Courtesy Banning Ranch Conservancy
This tract of land known as the Banning Ranch in Southern California has been spared from a 400-acre residential development project, partly because of indigenous concerns.

Landslide Vote Quashes 400-Acre Development Project in Southern CA, Saves Sacred Sites

Dina Gilio-Whitaker

Almost as soon as it began unfolding, the standoff over the routing of the Dakota Access oil pipeline under the Missouri River began having an impact on tribal consultation elsewhere.

In a stunning victory for nine Southern California indigenous nations, on September 7 the California Coastal Commission (CCC) rejected a permit to build a massive commercial and residential development in Newport Beach, California. The 400-acre property, known as the Banning Ranch, contains numerous sites considered sacred by the local Tonva and Acjachemen people, who know the land as Genga.

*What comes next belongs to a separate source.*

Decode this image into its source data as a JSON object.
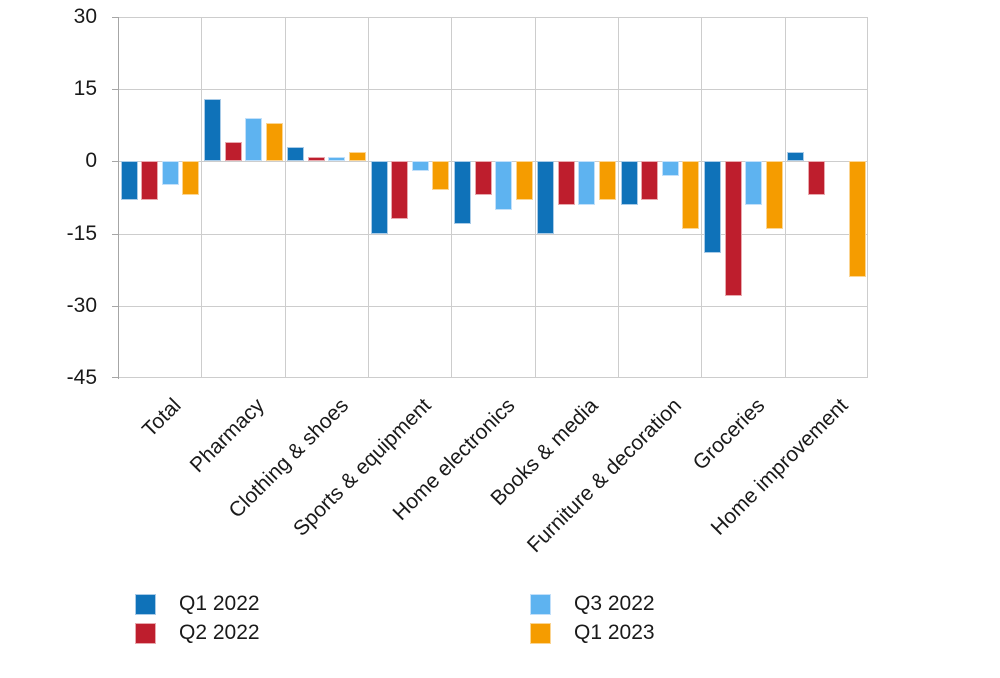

The permit was rejected in a landslide 9–1 vote, ending a 20-year battle, reported The Orange County Register. And at least one commissioner cited the events at Standing Rock in emphasizing the need to consult with tribes.

“This is a great decision, for once,” said Anthony Morales, tribal chairman of the Gabrielino Tongva, one of many tribal and environmental groups opposing the development. “It was obvious that it was too premature for the project to go before the Coastal Commission.”

The development would have involved 895 homes, a mall, hotel and a hostel, in one of the last remaining open spaces on the Southern California coast. The decades-long battle was fought by environmentalists focused on preserving a wildlife habitat, while Native peoples recognized the site as a place of deep cultural significance and widespread historical use. There are at least eight sites that the Coastal Commission recognizes as cultural resources on the property, at least three of which are eligible for inclusion on the National Register of Historic Places and the California Register of Historic Resources.

RELATED: Sacred Site Endangered by Development in Southern California to Be Considered at Public Hearing

The denial of the permit means that the builders of the project, known as Newport Banning Ranch, are denied the project as it is currently designed. However, if the project were to be redesigned to fit within a 20-acre footprint, it could potentially move forward in the future, according to the Los Angeles Times.

The Banning Ranch property has been contaminated from decades of oil production, and development would have necessitated an extremely expensive cleanup process. In the 1930s, during the heyday of oil production in Southern California, burials were discovered there, and tribal leaders and other experts predicted a high likelihood of more burials being uncovered during construction.

A broad coalition of Native peoples and their advocates have been actively engaged in the battle to defeat the development. Senate Bill 18 and Assembly Bill 52 are California laws that require greater tribal consultation as well as the consideration of tribal cultural resources in development projects.

The protection of Indigenous cultural sites in Southern California is one of the biggest challenges facing Native nations, especially in the overdeveloped coastal regions. But in recent years tribal cultural resources have weighed more heavily in CCC decisions.

“The future of the site is unknown. We know that for any project moving forward, the Coastal Commission made it clear at the hearing that the developer must work with all nine of the Native nations and MLDs [most likely descendants] on the Native American Heritage Commission contact list,” Angela Mooney D’Arcy of the Sacred Places Institute said.

She noted that at least one commissioner had referenced Standing Rock as a particular indication that Native nations must be properly consulted, and another had pointed out that “given the possibility of impacting Native American sacred sites, the commission must get it right because there is no second chance when it comes to destruction of cultural resources,” she said.

“At least three of the nine commissioners who voted to deny the permit indicated that the need to meaningfully engage with Native nations is critical to project approval,” Mooney D’Arcy told Indian Country Today Media Network. “The CCC staff worked diligently to make sure that Native nations were informed and up-to-date on the project, despite [a] seven year gap in communications between the developer and Native nations.”